This work proposes a novel perceptual stress test based on spatial color-mixing illusions to probe the robustness of vision-language models under structured chromatic perturbations. The authors generate eight procedural color distortion variants by combining RGB and Ostwald color systems to produce structured interference patterns. Systematic evaluation across nine prominent models and multiple datasets reveals significant performance degradation that is not easily mitigated by scaling. In contrast, human observers maintain robust recognition under the same conditions. Inspired by human visual mechanisms, a simple preprocessing strategy partially restores model robustness. These findings are further corroborated by psychophysical experiments involving 61 human participants, highlighting a pronounced gap between human and machine perception in handling structured color perturbations.

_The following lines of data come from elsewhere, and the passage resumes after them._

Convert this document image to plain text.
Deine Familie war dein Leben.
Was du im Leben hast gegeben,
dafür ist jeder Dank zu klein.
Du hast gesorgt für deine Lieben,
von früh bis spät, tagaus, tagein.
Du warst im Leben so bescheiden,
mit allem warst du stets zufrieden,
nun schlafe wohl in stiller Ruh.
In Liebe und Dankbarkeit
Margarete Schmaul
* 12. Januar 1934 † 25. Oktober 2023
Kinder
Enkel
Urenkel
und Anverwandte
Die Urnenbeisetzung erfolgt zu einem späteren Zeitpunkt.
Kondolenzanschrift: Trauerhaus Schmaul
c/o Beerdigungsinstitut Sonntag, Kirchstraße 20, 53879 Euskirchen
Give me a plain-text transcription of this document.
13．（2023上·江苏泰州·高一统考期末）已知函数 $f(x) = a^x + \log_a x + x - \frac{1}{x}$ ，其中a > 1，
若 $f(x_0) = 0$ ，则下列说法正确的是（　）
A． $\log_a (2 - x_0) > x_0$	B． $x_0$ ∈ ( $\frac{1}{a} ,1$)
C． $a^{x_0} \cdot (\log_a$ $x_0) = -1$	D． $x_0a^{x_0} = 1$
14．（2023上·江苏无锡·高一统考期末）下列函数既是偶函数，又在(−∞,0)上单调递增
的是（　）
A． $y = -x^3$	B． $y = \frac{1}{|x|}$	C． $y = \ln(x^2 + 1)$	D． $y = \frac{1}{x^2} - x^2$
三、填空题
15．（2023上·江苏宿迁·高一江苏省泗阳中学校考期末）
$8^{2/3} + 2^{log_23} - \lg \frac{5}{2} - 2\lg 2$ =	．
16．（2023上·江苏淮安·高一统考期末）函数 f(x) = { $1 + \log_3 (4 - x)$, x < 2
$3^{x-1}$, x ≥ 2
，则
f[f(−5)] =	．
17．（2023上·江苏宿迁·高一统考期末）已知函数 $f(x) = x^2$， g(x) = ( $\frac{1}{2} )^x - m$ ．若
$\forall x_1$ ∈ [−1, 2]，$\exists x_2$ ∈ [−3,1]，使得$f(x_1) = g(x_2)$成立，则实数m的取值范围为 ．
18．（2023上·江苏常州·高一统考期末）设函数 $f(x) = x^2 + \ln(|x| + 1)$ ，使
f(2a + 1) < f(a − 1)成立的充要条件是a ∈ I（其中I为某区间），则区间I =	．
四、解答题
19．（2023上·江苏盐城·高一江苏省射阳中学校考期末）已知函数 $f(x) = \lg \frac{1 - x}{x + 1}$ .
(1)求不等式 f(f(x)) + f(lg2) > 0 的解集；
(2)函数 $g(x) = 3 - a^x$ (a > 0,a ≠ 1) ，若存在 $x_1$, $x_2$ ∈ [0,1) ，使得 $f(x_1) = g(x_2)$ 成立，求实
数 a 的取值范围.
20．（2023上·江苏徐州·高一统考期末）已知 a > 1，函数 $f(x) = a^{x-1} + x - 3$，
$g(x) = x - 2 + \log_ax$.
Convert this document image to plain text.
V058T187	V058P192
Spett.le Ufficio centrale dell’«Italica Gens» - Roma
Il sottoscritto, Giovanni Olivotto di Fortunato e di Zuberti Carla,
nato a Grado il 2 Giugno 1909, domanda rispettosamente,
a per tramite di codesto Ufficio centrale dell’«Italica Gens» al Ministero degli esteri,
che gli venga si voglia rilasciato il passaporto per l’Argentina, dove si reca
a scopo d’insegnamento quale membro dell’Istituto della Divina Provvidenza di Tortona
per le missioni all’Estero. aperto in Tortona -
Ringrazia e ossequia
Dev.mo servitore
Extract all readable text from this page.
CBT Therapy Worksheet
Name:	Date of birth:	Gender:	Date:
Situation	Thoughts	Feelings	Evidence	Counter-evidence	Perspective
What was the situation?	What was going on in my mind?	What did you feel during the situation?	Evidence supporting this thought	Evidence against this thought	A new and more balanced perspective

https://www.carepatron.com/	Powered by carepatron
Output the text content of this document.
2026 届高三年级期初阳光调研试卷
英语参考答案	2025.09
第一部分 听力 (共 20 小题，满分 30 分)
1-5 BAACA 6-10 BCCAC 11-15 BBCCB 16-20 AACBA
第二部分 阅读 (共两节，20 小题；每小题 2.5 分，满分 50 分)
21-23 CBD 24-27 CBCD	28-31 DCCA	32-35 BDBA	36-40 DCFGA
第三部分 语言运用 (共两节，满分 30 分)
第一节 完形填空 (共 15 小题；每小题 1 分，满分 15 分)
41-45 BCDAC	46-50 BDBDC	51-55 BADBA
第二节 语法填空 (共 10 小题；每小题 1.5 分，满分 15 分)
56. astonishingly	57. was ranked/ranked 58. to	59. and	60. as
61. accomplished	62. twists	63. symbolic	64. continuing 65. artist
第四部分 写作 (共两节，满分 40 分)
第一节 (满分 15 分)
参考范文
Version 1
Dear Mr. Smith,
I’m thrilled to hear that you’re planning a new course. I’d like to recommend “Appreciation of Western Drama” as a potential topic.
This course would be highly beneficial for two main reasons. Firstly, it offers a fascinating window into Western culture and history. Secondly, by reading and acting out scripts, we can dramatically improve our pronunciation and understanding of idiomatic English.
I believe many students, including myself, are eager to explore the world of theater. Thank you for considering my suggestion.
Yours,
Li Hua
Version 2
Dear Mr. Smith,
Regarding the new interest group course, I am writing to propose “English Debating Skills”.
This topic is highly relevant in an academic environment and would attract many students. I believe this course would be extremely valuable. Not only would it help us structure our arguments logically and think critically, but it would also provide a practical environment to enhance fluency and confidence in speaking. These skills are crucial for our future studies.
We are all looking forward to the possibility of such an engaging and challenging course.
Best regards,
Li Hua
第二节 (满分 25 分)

Vision-language models (VLMs) achieve strong benchmark results, yet can exhibit systematic perceptual weaknesses: structured, large changes to pixel values can cause confident yet nonsensical predictions, even when the underlying scene remains easily recognizable to humans. We study this gap using Spatial Colour Mixing, a programmatic family of colour distortions that overlays structured patterns (in both RGB and Ostwald colour systems) onto natural images. We introduce a framework of eight spatial colour mixing variants and evaluate nine VLMs across three model families on four datasets. Across models and datasets, accuracy degrades sharply with increasing distortion, and scaling the language model does not reliably mitigate the failure. In a human study with 61 participants on an animal recognition dataset, humans substantially outperform VLMs under the same distortions. Finally, we show that a simple human-inspired preprocessing step recovers a meaningful portion of performance for several distortion types, motivating perception-aware preprocessing and tool-use as practical strategies for improving VLM robustness.